Indre-et-Loire

[#MIAM] Plongée dans la cuisine de L’Océanic à Chinon

Un restaurant marin créatif.

Ce mercredi, Info Tours et 37 degrés vous proposent un dossier sur le Chinonais : un diaporama, une visite insolite et amusante de la Forteresse, une rencontre avec un viticulteur… Il ne manquait plus qu’une bonne table…

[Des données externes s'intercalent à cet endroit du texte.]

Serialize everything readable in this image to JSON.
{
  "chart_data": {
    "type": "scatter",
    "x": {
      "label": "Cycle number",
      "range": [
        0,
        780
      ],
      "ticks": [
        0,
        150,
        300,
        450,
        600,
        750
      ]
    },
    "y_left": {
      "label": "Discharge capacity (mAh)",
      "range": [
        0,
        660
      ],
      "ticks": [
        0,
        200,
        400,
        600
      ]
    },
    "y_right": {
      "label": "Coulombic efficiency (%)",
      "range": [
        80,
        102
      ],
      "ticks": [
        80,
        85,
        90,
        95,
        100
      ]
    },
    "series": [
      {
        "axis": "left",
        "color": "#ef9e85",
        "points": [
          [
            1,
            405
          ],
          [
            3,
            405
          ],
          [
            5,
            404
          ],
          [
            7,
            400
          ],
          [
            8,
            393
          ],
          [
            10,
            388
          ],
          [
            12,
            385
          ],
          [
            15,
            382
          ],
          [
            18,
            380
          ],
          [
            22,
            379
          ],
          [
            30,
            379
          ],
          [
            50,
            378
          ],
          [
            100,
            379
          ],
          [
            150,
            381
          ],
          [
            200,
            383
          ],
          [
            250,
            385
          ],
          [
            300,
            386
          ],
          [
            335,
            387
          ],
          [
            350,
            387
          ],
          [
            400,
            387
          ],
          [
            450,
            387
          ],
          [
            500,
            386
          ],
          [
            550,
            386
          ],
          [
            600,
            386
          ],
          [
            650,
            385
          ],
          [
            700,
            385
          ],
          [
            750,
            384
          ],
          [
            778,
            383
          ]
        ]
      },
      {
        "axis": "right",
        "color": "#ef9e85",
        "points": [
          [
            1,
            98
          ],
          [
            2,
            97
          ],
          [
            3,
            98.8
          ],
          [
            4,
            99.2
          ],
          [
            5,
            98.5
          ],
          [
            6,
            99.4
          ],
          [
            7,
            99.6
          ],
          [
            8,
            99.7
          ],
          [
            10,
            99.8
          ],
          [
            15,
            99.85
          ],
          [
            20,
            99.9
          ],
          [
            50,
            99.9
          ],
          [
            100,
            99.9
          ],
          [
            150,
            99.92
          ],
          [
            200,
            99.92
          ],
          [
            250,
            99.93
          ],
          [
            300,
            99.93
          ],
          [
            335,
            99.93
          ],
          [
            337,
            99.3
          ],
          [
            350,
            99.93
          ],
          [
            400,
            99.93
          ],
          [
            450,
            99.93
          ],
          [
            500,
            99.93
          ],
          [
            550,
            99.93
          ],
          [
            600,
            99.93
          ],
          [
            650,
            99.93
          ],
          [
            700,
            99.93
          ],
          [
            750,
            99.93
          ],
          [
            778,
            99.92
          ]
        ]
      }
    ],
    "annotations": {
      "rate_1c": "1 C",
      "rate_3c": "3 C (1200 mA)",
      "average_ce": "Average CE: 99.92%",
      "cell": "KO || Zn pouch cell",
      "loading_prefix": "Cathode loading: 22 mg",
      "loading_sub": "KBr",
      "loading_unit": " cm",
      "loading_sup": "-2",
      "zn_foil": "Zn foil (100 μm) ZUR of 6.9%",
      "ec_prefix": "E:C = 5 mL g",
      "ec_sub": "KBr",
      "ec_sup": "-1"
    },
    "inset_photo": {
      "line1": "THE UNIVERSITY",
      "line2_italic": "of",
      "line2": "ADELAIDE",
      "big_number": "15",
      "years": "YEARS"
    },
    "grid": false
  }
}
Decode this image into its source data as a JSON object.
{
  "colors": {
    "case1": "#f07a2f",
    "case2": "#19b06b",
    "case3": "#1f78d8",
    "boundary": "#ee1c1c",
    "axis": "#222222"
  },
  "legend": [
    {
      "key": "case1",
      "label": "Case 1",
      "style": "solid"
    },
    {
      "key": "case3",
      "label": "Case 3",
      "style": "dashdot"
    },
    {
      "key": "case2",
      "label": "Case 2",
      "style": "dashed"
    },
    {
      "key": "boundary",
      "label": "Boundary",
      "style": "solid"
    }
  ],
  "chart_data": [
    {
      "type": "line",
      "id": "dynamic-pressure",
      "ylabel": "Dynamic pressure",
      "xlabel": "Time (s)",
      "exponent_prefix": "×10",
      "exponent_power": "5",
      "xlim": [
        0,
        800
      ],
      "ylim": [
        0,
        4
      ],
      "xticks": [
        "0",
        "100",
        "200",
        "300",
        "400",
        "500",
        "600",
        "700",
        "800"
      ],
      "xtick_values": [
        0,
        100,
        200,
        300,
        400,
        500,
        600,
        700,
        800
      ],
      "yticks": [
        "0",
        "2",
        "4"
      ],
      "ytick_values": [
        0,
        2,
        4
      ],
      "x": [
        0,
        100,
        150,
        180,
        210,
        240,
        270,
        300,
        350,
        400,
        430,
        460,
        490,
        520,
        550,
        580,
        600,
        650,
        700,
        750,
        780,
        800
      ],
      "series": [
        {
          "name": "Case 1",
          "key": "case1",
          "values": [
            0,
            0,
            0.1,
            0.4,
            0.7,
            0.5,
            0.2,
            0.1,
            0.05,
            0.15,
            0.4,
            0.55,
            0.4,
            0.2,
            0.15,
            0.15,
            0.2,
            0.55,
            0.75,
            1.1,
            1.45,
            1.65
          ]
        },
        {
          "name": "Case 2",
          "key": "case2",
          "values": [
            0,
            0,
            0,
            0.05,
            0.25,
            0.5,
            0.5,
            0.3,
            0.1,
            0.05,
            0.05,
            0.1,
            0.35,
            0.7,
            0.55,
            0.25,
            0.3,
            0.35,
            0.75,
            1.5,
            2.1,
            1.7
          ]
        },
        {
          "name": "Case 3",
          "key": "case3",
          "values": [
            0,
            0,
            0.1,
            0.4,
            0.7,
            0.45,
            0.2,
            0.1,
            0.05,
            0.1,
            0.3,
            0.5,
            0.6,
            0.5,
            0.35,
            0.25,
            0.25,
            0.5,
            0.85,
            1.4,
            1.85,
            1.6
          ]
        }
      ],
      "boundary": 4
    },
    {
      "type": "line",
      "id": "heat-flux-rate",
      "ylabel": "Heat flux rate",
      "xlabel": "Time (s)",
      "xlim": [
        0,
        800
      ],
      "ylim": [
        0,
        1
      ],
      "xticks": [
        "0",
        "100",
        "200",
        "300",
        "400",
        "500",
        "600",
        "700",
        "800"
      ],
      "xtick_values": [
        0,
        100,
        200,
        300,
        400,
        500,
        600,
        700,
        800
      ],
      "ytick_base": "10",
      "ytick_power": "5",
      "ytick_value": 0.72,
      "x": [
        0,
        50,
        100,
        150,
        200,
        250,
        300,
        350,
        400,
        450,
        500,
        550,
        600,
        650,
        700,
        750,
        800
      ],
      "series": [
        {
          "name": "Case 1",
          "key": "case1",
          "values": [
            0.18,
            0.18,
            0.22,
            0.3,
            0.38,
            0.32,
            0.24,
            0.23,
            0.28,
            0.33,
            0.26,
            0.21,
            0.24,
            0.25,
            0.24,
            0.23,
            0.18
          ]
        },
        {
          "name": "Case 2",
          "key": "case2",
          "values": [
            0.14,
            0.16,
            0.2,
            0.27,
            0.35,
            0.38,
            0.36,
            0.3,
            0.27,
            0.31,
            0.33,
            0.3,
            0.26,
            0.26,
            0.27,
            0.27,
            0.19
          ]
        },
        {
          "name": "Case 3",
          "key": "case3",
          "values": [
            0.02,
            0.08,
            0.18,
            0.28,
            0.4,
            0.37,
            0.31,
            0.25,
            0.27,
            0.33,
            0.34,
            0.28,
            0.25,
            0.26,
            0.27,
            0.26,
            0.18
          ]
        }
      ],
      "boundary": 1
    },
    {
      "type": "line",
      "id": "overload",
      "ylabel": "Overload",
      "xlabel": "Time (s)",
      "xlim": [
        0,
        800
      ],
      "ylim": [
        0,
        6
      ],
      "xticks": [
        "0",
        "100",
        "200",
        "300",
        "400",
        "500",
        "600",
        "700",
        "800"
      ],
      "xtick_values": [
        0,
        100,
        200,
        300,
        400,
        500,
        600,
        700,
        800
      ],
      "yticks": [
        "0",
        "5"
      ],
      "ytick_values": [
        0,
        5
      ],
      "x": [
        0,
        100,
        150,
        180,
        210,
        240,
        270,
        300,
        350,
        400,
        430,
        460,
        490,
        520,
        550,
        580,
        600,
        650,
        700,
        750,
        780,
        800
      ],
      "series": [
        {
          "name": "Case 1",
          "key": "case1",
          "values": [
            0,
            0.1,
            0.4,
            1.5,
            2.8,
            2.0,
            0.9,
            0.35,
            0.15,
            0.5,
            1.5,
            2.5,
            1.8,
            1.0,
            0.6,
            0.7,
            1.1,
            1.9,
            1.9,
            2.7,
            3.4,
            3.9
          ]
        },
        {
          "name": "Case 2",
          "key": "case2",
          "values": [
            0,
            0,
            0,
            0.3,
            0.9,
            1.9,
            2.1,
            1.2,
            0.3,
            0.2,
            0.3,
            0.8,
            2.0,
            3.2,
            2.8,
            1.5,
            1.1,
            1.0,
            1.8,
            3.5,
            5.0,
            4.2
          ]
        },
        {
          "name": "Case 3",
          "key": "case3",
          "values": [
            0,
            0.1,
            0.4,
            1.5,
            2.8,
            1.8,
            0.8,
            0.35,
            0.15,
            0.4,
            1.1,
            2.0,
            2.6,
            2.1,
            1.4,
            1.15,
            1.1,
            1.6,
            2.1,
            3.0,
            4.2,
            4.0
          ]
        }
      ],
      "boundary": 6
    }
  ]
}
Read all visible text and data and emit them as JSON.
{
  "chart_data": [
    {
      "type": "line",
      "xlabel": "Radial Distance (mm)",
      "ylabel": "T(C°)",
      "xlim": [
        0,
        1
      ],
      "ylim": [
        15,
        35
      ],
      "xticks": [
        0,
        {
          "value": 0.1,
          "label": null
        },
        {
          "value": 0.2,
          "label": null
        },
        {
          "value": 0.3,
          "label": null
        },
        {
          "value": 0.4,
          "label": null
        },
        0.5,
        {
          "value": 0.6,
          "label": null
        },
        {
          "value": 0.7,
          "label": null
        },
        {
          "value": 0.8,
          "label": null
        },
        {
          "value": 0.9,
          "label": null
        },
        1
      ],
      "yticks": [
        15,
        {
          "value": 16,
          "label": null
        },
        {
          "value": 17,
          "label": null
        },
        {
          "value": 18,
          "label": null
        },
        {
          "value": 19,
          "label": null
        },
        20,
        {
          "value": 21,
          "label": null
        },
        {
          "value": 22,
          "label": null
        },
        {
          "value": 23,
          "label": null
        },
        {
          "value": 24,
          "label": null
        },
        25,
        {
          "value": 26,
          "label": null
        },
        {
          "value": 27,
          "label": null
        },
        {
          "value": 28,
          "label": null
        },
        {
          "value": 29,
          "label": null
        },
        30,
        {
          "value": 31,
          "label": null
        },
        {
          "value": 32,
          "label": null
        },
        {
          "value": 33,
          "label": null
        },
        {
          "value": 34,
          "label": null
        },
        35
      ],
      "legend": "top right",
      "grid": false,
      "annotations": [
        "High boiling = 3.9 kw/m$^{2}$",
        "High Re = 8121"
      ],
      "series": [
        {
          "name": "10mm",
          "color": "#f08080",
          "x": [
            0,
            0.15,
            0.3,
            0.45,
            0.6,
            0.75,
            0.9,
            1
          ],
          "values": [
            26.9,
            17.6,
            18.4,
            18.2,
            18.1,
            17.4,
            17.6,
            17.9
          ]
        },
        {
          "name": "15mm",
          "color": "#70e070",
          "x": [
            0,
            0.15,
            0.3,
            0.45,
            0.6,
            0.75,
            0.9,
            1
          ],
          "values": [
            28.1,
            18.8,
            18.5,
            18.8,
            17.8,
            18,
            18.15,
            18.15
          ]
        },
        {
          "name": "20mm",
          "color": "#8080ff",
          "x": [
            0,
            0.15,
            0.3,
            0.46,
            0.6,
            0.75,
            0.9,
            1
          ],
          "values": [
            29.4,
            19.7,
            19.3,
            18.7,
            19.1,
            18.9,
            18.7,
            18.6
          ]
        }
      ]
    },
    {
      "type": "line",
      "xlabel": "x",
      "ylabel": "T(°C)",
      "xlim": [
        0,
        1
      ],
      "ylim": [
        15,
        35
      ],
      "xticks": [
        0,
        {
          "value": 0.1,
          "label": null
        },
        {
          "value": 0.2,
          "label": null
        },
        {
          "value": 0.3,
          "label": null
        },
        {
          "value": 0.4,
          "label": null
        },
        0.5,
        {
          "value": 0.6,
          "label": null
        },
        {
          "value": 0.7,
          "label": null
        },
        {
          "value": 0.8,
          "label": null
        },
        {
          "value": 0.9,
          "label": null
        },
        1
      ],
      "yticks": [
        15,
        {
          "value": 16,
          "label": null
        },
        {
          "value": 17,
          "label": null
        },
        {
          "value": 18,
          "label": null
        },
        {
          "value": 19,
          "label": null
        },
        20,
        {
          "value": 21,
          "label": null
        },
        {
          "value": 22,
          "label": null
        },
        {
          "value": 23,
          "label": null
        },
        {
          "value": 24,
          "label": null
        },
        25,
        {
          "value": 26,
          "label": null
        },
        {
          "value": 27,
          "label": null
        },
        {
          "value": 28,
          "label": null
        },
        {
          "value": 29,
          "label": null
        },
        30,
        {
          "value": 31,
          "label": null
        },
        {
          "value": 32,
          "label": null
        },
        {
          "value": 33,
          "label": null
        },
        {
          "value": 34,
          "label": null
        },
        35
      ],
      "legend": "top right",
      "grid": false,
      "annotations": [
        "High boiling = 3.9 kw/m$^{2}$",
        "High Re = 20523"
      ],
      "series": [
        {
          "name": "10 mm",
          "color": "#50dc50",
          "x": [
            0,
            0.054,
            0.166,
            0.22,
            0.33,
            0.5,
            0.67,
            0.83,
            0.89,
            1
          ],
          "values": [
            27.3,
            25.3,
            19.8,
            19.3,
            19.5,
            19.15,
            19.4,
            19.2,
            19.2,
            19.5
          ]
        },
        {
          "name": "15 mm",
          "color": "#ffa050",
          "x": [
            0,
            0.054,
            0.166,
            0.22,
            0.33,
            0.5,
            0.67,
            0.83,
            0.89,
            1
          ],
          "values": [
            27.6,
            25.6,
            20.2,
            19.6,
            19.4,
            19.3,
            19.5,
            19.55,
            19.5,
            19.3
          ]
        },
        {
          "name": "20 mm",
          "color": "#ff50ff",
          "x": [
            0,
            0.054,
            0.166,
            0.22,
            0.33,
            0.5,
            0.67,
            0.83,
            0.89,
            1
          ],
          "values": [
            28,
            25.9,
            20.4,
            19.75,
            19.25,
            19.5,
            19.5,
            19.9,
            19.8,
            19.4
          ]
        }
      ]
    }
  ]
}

Vu l’appétit de l’auteur, installer un restaurant Rue Rabelais crée forcément des attentes. A peine assis à L’Océanic – Maître Restaurateur –, on apprécie déjà le calme et la décoration raffinée de l’endroit. Une salle ni trop petite, ni trop grande, de belles lampes en forme de gouttes, et une bonne dose de lumière naturelle bienvenue en plein hiver. Ici, les originalités sont disposées avec légèreté et sans trop en faire : couverts en biais sur la table, une feuille creusée à la place de l’assiette… Et, oh, un petit papier. Nous sommes en pleine saison de la St Jacques et l’établissement en a profité pour faire un menu spécial avec un carpaccio à la fleur de caviar, des coquilles au poivre de Timut ou d’autres rôties avec un foie gras poêlé. 56€ avec fromage et dessert.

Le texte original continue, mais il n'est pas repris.